2014. október 19., vasárnap
An unknown Hungarian trial...
An unknown Hungarian trial...
Unorthodoxly my newest blog entry will process a small, unknown Hungarian trial. This case is a part of an average Hungarian family’s life. I strongly believe that even this small trial certainly played an important role in the family’s life. Although the case study will be much shorter than my previous entries were, I found the case interesting and instructive.
On the following link you are able to find my previous blog entry dealing with the trial of Conrad Murray:
In 2013 a couple wanted to find a preschool for their child. The boy suffered from diabetes but thanks to the developed healthcare and medical knowledge this disease can be easily cured. The preschool denied the acceptance of the boy and their reason was that the workers in the school cannot be bound with such great responsibility. The parents tried to convince the leadership of the preschool by noting that they will give the daily insulin dose at home for their child and only 3 blood sugar measurements will be required from the workers which wouldn’t take more than couple of minutes. The representatives of the school did not change their minds. They declared that no such responsibility can be imposed on the workers of the preschool...
The parents decided to bring the case into the court. The main trigger for this step was a medical expertise. They lost the trial at the primary level because the court did not accept their accusations. The main points of their charges were the following: dozens of children who were suffering from serious syndromes were accepted to the institution (Down- syndrome for example), and the preschool violated the human rights of their children – his right to egalitarianism was diminished.

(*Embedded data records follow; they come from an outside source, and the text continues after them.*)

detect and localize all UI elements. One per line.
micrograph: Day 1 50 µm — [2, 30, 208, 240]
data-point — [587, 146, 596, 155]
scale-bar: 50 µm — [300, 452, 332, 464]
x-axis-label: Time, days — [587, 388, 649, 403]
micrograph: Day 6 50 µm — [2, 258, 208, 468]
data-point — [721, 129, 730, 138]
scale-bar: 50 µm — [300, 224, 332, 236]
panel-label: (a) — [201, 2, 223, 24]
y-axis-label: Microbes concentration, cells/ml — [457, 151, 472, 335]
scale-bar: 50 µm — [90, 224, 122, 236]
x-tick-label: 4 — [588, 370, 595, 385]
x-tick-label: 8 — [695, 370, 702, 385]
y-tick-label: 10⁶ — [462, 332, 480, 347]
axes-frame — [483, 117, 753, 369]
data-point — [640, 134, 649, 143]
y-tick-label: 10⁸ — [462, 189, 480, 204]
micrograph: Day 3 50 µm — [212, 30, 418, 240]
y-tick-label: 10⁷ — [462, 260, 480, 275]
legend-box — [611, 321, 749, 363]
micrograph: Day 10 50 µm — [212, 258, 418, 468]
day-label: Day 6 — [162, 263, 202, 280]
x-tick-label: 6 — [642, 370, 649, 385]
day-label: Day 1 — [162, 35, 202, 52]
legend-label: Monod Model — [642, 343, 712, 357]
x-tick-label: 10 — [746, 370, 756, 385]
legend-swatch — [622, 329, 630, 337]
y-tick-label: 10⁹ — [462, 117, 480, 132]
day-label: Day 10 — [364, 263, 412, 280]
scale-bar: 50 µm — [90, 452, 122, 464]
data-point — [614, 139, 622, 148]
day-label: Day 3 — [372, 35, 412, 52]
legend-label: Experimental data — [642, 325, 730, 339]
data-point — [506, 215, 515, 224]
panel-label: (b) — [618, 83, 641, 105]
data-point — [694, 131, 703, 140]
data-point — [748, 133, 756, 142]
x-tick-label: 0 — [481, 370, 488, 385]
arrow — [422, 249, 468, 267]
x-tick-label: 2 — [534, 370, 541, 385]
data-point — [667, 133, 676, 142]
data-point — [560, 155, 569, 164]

The family appealed to the court. The charges were the same. Furthermore the parents questioned the reliability of the medical expertise written by the doctor of the preschool. The one-sentence long response of the doctor can be hardly considered as a detailed medical expertise – it was the following: “I completely agree with the aforementioned reasons (the reasons were the answers of the preschool regarding the application)”. By this time the preschool (ran by the state) had offered a possibility for the family – they will create a day care opportunity for the small boy- but this offer had been only declared after the trial had already started. The family already signed their child into a private preschool. Finally, after months of debating the family won the trial. The court declared that the preschool violated the boy’s right to egalitarianism and adjudged an amount of compensation fee for the parents.
In my opinion everybody has the right of egalitarianism, and education (in the present society) is considered as a basic human right for everyone. The court did not consider the human rights of the child even though this law stands above all in every member states of the United Nations. By taking away the right to education from the child, the preschool took away one of the most important human rights of the child. The court, in this case, recreated the balance in this environment and defended the rights of an average person. I strongly believe that the most important duty of the court is to help those who are in need.
Hopefully I was able to call the attention for the importance of those human rights, which were not considered in the first trial. Furthermore I strongly hope that I managed to transmit an interesting and comprehensive picture about the case.